Multiple Global Affine Motion Models Used in Video Coding

Abstract

With low bit rate scenarios, a hybrid video coder (e.g. AVC/H.264) tends to allocate greater portion of bits for motion vectors, while saving bits on residual errors. According to this fact, a coding scheme with non-normative global motion models in combination with conventional local motion vectors is proposed, which describes the motion of a frame by the affine motion parameter sets drawn by motion segmentation of the luminance channel. The motion segmentation task is capable of adapting the number of motion objects to the video contents. 6-D affine model sets are driven by linear regression from the scalable block-based motion fields estimated by the existent MPEG encoder. In cases that the number of motion objects exceeds a certain threshold, the global affine models are disabled. Otherwise the 4 scaling factors of the affine models are compressed by a vector quantizer, designed with a unique cache memory for efficient searching and coding. The affine motion information is written in the slice header as a syntax. The global motion information is used for compensating those macroblocks whose Lagrange cost is minimized by the AFFINE mode. The rate-distortion cost is computed by a modified Lagrange equation, which takes into consideration the perceptual discrimination of human vision in different areas.

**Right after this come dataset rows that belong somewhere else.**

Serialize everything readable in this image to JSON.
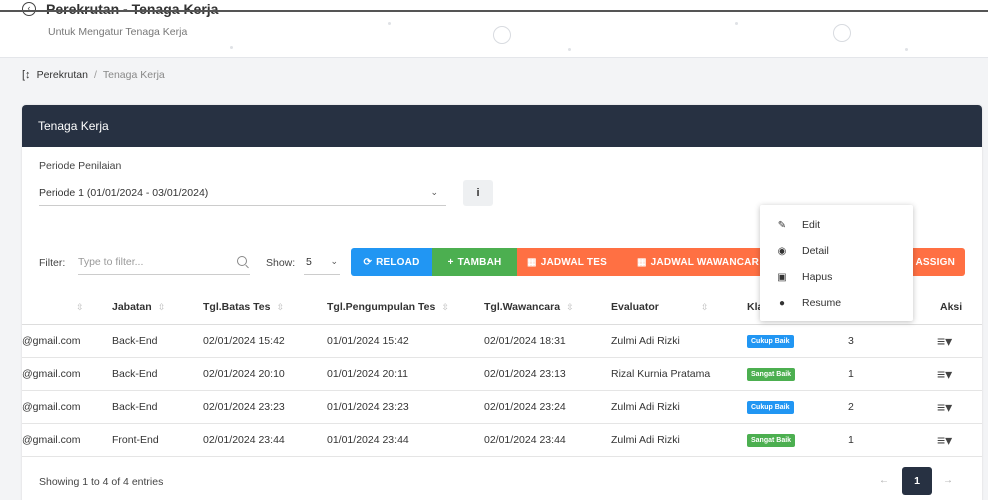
{
  "header": {
    "title": "Perekrutan - Tenaga Kerja",
    "subtitle": "Untuk Mengatur Tenaga Kerja"
  },
  "breadcrumb": {
    "items": [
      "Perekrutan",
      "Tenaga Kerja"
    ],
    "separator": "/"
  },
  "card": {
    "title": "Tenaga Kerja",
    "periode_label": "Periode Penilaian",
    "periode_value": "Periode 1 (01/01/2024 - 03/01/2024)",
    "info_label": "i"
  },
  "toolbar": {
    "filter_label": "Filter:",
    "filter_placeholder": "Type to filter...",
    "show_label": "Show:",
    "show_value": "5",
    "buttons": {
      "reload": "RELOAD",
      "tambah": "TAMBAH",
      "jadwal_tes": "JADWAL TES",
      "jadwal_wawancara": "JADWAL WAWANCAR",
      "assign": "ASSIGN"
    }
  },
  "table": {
    "columns": {
      "email_sort": "",
      "jabatan": "Jabatan",
      "tgl_batas_tes": "Tgl.Batas Tes",
      "tgl_pengumpulan_tes": "Tgl.Pengumpulan Tes",
      "tgl_wawancara": "Tgl.Wawancara",
      "evaluator": "Evaluator",
      "klasifikasi": "Kla",
      "aksi": "Aksi"
    },
    "rows": [
      {
        "email": "@gmail.com",
        "jabatan": "Back-End",
        "tgl_batas": "02/01/2024 15:42",
        "tgl_pengumpulan": "01/01/2024 15:42",
        "tgl_wawancara": "02/01/2024 18:31",
        "evaluator": "Zulmi Adi Rizki",
        "badge": "Cukup Baik",
        "badge_color": "#2196f3",
        "nilai": "3"
      },
      {
        "email": "@gmail.com",
        "jabatan": "Back-End",
        "tgl_batas": "02/01/2024 20:10",
        "tgl_pengumpulan": "01/01/2024 20:11",
        "tgl_wawancara": "02/01/2024 23:13",
        "evaluator": "Rizal Kurnia Pratama",
        "badge": "Sangat Baik",
        "badge_color": "#4caf50",
        "nilai": "1"
      },
      {
        "email": "@gmail.com",
        "jabatan": "Back-End",
        "tgl_batas": "02/01/2024 23:23",
        "tgl_pengumpulan": "01/01/2024 23:23",
        "tgl_wawancara": "02/01/2024 23:24",
        "evaluator": "Zulmi Adi Rizki",
        "badge": "Cukup Baik",
        "badge_color": "#2196f3",
        "nilai": "2"
      },
      {
        "email": "@gmail.com",
        "jabatan": "Front-End",
        "tgl_batas": "02/01/2024 23:44",
        "tgl_pengumpulan": "01/01/2024 23:44",
        "tgl_wawancara": "02/01/2024 23:44",
        "evaluator": "Zulmi Adi Rizki",
        "badge": "Sangat Baik",
        "badge_color": "#4caf50",
        "nilai": "1"
      }
    ]
  },
  "footer": {
    "info": "Showing 1 to 4 of 4 entries",
    "current_page": "1",
    "prev": "←",
    "next": "→"
  },
  "dropdown": {
    "items": [
      {
        "label": "Edit",
        "icon": "edit-icon"
      },
      {
        "label": "Detail",
        "icon": "eye-icon"
      },
      {
        "label": "Hapus",
        "icon": "trash-icon"
      },
      {
        "label": "Resume",
        "icon": "user-icon"
      }
    ]
  },
  "colors": {
    "card_header": "#273142",
    "reload": "#2196f3",
    "tambah": "#4caf50",
    "orange": "#ff7043"
  }
}
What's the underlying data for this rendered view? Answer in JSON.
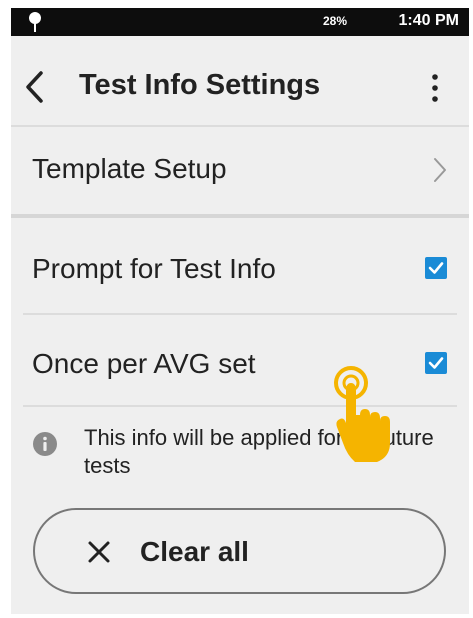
{
  "status_bar": {
    "battery": "28%",
    "time": "1:40 PM"
  },
  "header": {
    "title": "Test Info Settings"
  },
  "rows": [
    {
      "label": "Template Setup"
    },
    {
      "label": "Prompt for Test Info",
      "checked": true
    },
    {
      "label": "Once per AVG set",
      "checked": true
    }
  ],
  "info": {
    "text": "This info will be applied for all future tests"
  },
  "clear_button": {
    "label": "Clear all"
  },
  "colors": {
    "checkbox": "#1a8bd6",
    "pointer_hand": "#f5b400",
    "status_bar": "#0d0d0d"
  }
}
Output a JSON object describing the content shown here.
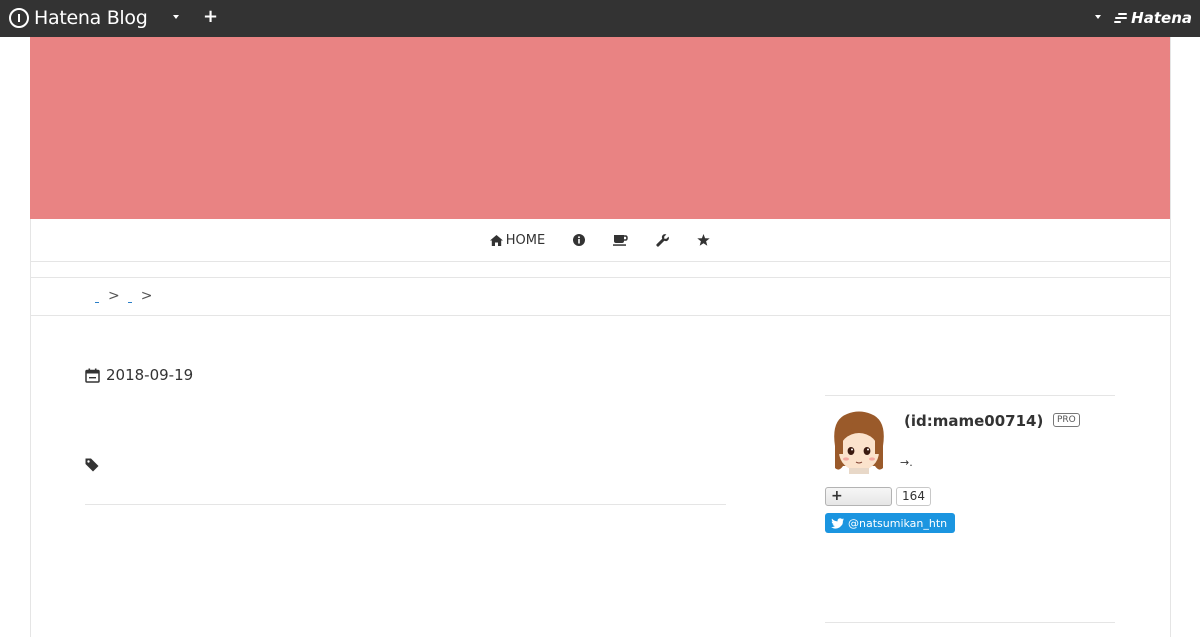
{
  "topbar": {
    "brand": "Hatena Blog",
    "company": "Hatena",
    "icons": [
      "hatena-blog-logo-icon",
      "dropdown-caret-icon",
      "plus-icon",
      "hatena-logo-icon"
    ]
  },
  "header": {
    "background_color": "#e98383"
  },
  "nav": {
    "home_label": "HOME",
    "items": [
      "home-icon",
      "info-icon",
      "coffee-icon",
      "wrench-icon",
      "star-icon"
    ]
  },
  "breadcrumb": {
    "separators": [
      ">",
      ">"
    ]
  },
  "article": {
    "date": "2018-09-19",
    "icons": [
      "calendar-icon",
      "tag-icon"
    ]
  },
  "profile": {
    "id_text": "(id:mame00714)",
    "badge": "PRO",
    "arrow": "→.",
    "subscriber_count": "164",
    "twitter_handle": "@natsumikan_htn",
    "twitter_color": "#1b95e0"
  }
}
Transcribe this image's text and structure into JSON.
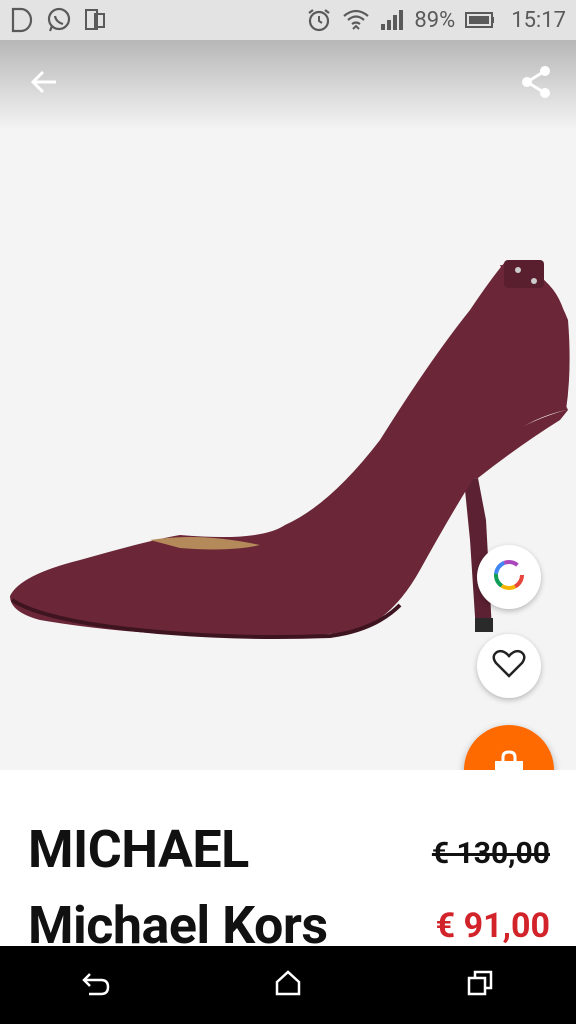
{
  "status_bar": {
    "time": "15:17",
    "battery": "89%",
    "icons": [
      "d-letter-icon",
      "whatsapp-icon",
      "phone-sync-icon",
      "alarm-icon",
      "wifi-icon",
      "signal-icon",
      "battery-icon"
    ]
  },
  "product": {
    "brand": "MICHAEL Michael Kors",
    "price_original": "€ 130,00",
    "price_sale": "€ 91,00",
    "image_color": "#6b2738"
  },
  "actions": {
    "back": "back-arrow-icon",
    "share": "share-icon",
    "color": "color-wheel-icon",
    "wishlist": "heart-icon",
    "cart": "shopping-bag-icon"
  },
  "colors": {
    "accent": "#ff6a00",
    "sale_price": "#d2232a"
  }
}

Besides increasing the coding efficiency, the global affine model manifests the following two features that refine the compressed video quality. i) When the number of slices per frame is more than 1, the global affine motion model can enhance the error-resilience of the video stream, because the affine motion parameters are duplicated in the headers of different slices over the same frame. ii) The global motion model predicts a frame by warping the whole reference frame and this helps to decrease blocking artifacts in the compensation frame.